Defence Nuclear Organisation

Agency overview
- Formed: 2016
- Jurisdiction: United Kingdom
- Headquarters: MoD Main Building, Whitehall
- Employees: Over 450
- Minister responsible: Luke Pollard MP, Minister of State for Defence Readiness and Industry;
- Agency executive: Madelaine McTernan, Chief of Defence Nuclear;
- Parent agency: Ministry of Defence
- Website: www.gov.uk/government/organisations/defence-nuclear-organisation

= Defence Nuclear Organisation =

Government agency in the United Kingdom

The Defence Nuclear Organisation (DNO) is one of the seven top level budget holders within the United Kingdom's Ministry of Defence (MOD). The organisation was formed in 2016, in order to oversee the MOD's nuclear enterprise.

Staff are primarily based at the organisation's headquarters in the MOD Main Building in Whitehall, with over 300 staff also based at MOD Abbey Wood in Bristol, RNAD Coulport in Argyll, and the Atomic Weapons Establishment near Reading.

==Functions==
The Defence Nuclear Organisation primarily serves to oversee the Ministry of Defence's Defence Nuclear Enterprise, which in particular provides the United Kingdom's continuous at sea deterrent.

==Defence Nuclear Enterprise==
The Defence Nuclear Enterprise (DNE) consists of the Submarine Delivery Agency, the Atomic Weapons Establishment, the nuclear-related costs of parts of the Military Strategic Headquarters particularly in the Royal Navy, together with the main industrial partner companies including BAE Systems Submarines, Rolls-Royce Submarines and Babcock International which build and maintain the submarines. This includes, the scientific research surrounding the nuclear program, the delivery of nuclear warheads, providing appropriate infrastructure for the program, and disposing of nuclear assets.

About 20% of the MOD budget was spent on the DNE in 2025–26, as a ring-fenced budget, with a projection that this proportion will continue to increase to between 20% and 25% of the MOD budget.
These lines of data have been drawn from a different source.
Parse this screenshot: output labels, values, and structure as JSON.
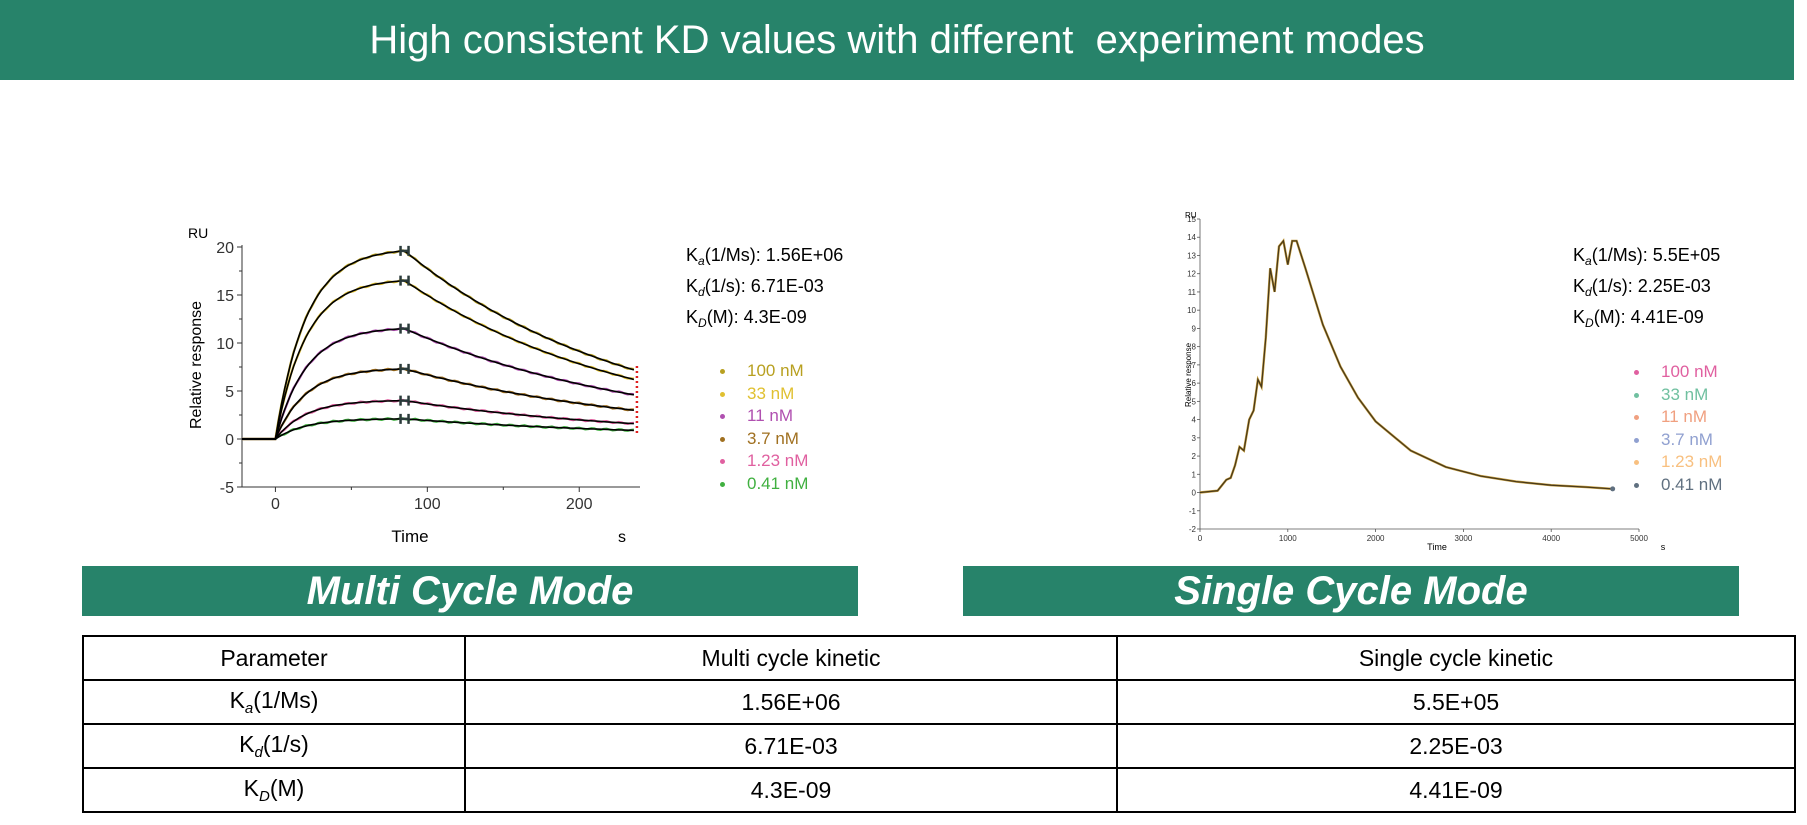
{
  "header": {
    "title": "High consistent KD values with different  experiment modes"
  },
  "banners": {
    "multi": "Multi Cycle Mode",
    "single": "Single Cycle Mode"
  },
  "colors": {
    "brand": "#27836a"
  },
  "kinetics_multi": [
    {
      "k": "K",
      "sub": "a",
      "rest": "(1/Ms): 1.56E+06"
    },
    {
      "k": "K",
      "sub": "d",
      "rest": "(1/s): 6.71E-03"
    },
    {
      "k": "K",
      "sub": "D",
      "rest": "(M): 4.3E-09"
    }
  ],
  "kinetics_single": [
    {
      "k": "K",
      "sub": "a",
      "rest": "(1/Ms): 5.5E+05"
    },
    {
      "k": "K",
      "sub": "d",
      "rest": "(1/s): 2.25E-03"
    },
    {
      "k": "K",
      "sub": "D",
      "rest": "(M): 4.41E-09"
    }
  ],
  "legend_multi": [
    {
      "label": "100 nM",
      "color": "#b8a020"
    },
    {
      "label": "33 nM",
      "color": "#e0c030"
    },
    {
      "label": "11 nM",
      "color": "#b050b0"
    },
    {
      "label": "3.7 nM",
      "color": "#a07020"
    },
    {
      "label": "1.23 nM",
      "color": "#e060a0"
    },
    {
      "label": "0.41 nM",
      "color": "#40b040"
    }
  ],
  "legend_single": [
    {
      "label": "100 nM",
      "color": "#e060a0"
    },
    {
      "label": "33 nM",
      "color": "#70c0a0"
    },
    {
      "label": "11 nM",
      "color": "#f0a080"
    },
    {
      "label": "3.7 nM",
      "color": "#90a0d0"
    },
    {
      "label": "1.23 nM",
      "color": "#f8c080"
    },
    {
      "label": "0.41 nM",
      "color": "#607080"
    }
  ],
  "table": {
    "headers": [
      "Parameter",
      "Multi cycle kinetic",
      "Single cycle kinetic"
    ],
    "rows": [
      {
        "k": "K",
        "sub": "a",
        "rest": "(1/Ms)",
        "multi": "1.56E+06",
        "single": "5.5E+05"
      },
      {
        "k": "K",
        "sub": "d",
        "rest": "(1/s)",
        "multi": "6.71E-03",
        "single": "2.25E-03"
      },
      {
        "k": "K",
        "sub": "D",
        "rest": "(M)",
        "multi": "4.3E-09",
        "single": "4.41E-09"
      }
    ]
  },
  "chart_data": [
    {
      "type": "line",
      "title": "",
      "xlabel": "Time",
      "x_unit": "s",
      "ylabel": "Relative response",
      "y_unit": "RU",
      "xlim": [
        -22,
        240
      ],
      "ylim": [
        -5,
        20
      ],
      "x_ticks": [
        0,
        100,
        200
      ],
      "y_ticks": [
        -5,
        0,
        5,
        10,
        15,
        20
      ],
      "association_end": 85,
      "series": [
        {
          "name": "100 nM",
          "plateau": 19.6,
          "end": 7.2
        },
        {
          "name": "33 nM",
          "plateau": 16.5,
          "end": 6.2
        },
        {
          "name": "11 nM",
          "plateau": 11.5,
          "end": 4.6
        },
        {
          "name": "3.7 nM",
          "plateau": 7.3,
          "end": 3.0
        },
        {
          "name": "1.23 nM",
          "plateau": 4.0,
          "end": 1.6
        },
        {
          "name": "0.41 nM",
          "plateau": 2.1,
          "end": 0.9
        }
      ]
    },
    {
      "type": "line",
      "title": "",
      "xlabel": "Time",
      "x_unit": "s",
      "ylabel": "Relative response",
      "y_unit": "RU",
      "xlim": [
        0,
        5000
      ],
      "ylim": [
        -2,
        15
      ],
      "x_ticks": [
        0,
        1000,
        2000,
        3000,
        4000,
        5000
      ],
      "y_ticks": [
        -2,
        -1,
        0,
        1,
        2,
        3,
        4,
        5,
        6,
        7,
        8,
        9,
        10,
        11,
        12,
        13,
        14,
        15
      ],
      "points": [
        [
          0,
          0
        ],
        [
          200,
          0.1
        ],
        [
          250,
          0.4
        ],
        [
          300,
          0.7
        ],
        [
          350,
          0.8
        ],
        [
          400,
          1.5
        ],
        [
          450,
          2.5
        ],
        [
          500,
          2.3
        ],
        [
          560,
          4.0
        ],
        [
          610,
          4.5
        ],
        [
          660,
          6.2
        ],
        [
          700,
          5.8
        ],
        [
          750,
          8.5
        ],
        [
          800,
          12.3
        ],
        [
          850,
          11.0
        ],
        [
          900,
          13.5
        ],
        [
          950,
          13.8
        ],
        [
          1000,
          12.5
        ],
        [
          1050,
          13.8
        ],
        [
          1100,
          13.8
        ],
        [
          1200,
          12.3
        ],
        [
          1400,
          9.2
        ],
        [
          1600,
          6.9
        ],
        [
          1800,
          5.2
        ],
        [
          2000,
          3.9
        ],
        [
          2400,
          2.3
        ],
        [
          2800,
          1.4
        ],
        [
          3200,
          0.9
        ],
        [
          3600,
          0.6
        ],
        [
          4000,
          0.4
        ],
        [
          4400,
          0.3
        ],
        [
          4700,
          0.2
        ]
      ]
    }
  ]
}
The nine most costly DNE programmes, each of which has a whole-life cost exceeding £10 billion, are:

- Astute-class submarines
- SSN-AUKUS
- Astraea nuclear warhead
- Dreadnought-class submarines
- Future Materials Campus at Atomic Weapons Establishment Aldermaston
- HMNB Clyde Transformation Programme
- Nuclear Core Production Capability at Rolls-Royce Submarines in Raynesway, Derby
- Nuclear Fuels Programme (in early development phase)
- Submarine Build Modernisation at BAE Systems Submarines

In 2024, a Public Accounts Committee report on sound financial practice identified a gap in parliamentary scrutiny of the Defence Nuclear Enterprise. The government responded in 2026, suggesting the establishment of a new House of Commons Committee to conduct scrutiny of DNE expenditure and programmes. Given the classified nature of this topic, the committee would be appointed by the prime minister and report substantive findings privately to the prime minister and defence secretary only.